16’ncı maddede öngörülen suçlardan dolayı soruşturma ve kovuşturma yapılması, hamilin, çeki elinde bulundurmaları koşulu ile ödemede bulunan cirantanın veya kanunî veya akdî teminatı nedeniyle tam ödemede bulunan bankanın şikâyetine bağlıdır.


Hükmün kesinleşmesinden sonra şikâyetten vazgeçildiğinde de, hüküm bütün cezaî sonuçları ile ortadan kalkar. 3167 sayılı kanunun 8.maddesine göre düzeltme hakkının kullanılması, 8 inci maddede belirtilen süre geçtikten sonra ve henüz dava açılmadan önce çek tutarı veya karşılıksız kalan kısmı ile çek tutarına veya karşılıksız kalan kısmına ait yüzde oniki tazminatın ve çekin ibrazından ödeme tarihine kadar geçen süre içinde 16a maddesine göre hesaplanacak gecikme faizinin ödenmesi, dava açıldıktan sonra hüküm verilinceye kadar geçen süre içinde, çek tutarı veya karşılıksız kalan kısmı ile çek tutarına veya karşılıksız kalan kısmına ait yüzde onbeş tazminatın ve çekin ibrazından ödeme tarihine kadar geçen süre içinde 16a maddesine göre hesaplanacak gecikme faizinin ödenmesi halinde ceza davası düşer.
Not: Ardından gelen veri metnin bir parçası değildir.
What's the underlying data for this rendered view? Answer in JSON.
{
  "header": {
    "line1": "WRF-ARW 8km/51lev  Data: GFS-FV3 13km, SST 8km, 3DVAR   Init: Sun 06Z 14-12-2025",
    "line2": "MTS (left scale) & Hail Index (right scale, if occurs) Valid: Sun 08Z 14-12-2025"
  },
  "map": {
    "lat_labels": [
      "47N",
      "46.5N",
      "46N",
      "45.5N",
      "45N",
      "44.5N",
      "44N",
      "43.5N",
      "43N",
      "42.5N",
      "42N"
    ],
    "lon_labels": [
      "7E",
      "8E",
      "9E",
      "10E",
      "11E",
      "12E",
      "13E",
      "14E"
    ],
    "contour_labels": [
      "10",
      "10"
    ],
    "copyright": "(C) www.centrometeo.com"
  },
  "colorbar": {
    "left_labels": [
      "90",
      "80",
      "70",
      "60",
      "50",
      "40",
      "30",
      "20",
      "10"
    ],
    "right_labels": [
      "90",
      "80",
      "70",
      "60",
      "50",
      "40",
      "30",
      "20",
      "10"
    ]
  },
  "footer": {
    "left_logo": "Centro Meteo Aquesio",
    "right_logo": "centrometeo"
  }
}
Hüküm verildikten sonra hüküm kesinleşinceye kadar geçen süre içinde, çek tutarı veya karşılıksız kalan kısmı ile çek tutarına veya karşılıksız kalan kısmına ait yüzde onsekiz tazminatın ve çekin ibrazından ödeme tarihine kadar geçen süre içinde 16a maddesine göre hesaplanacak gecikme faizinin ödenmesi halinde ceza davası düşer.


Hüküm kesinleştikten sonra çek tutarı veya karşılıksız kalan kısmı ile çek tutarına veya karşılıksız kalan kısmına ait yüzde yirmi tazminatın ve çekin ibrazından ödeme tarihine kadar geçen süre içinde 16a maddesine göre hesaplanacak gecikme faizinin ödenmesi halinde bütün cezaî sonuçları ile birlikte hüküm ortadan kalkar.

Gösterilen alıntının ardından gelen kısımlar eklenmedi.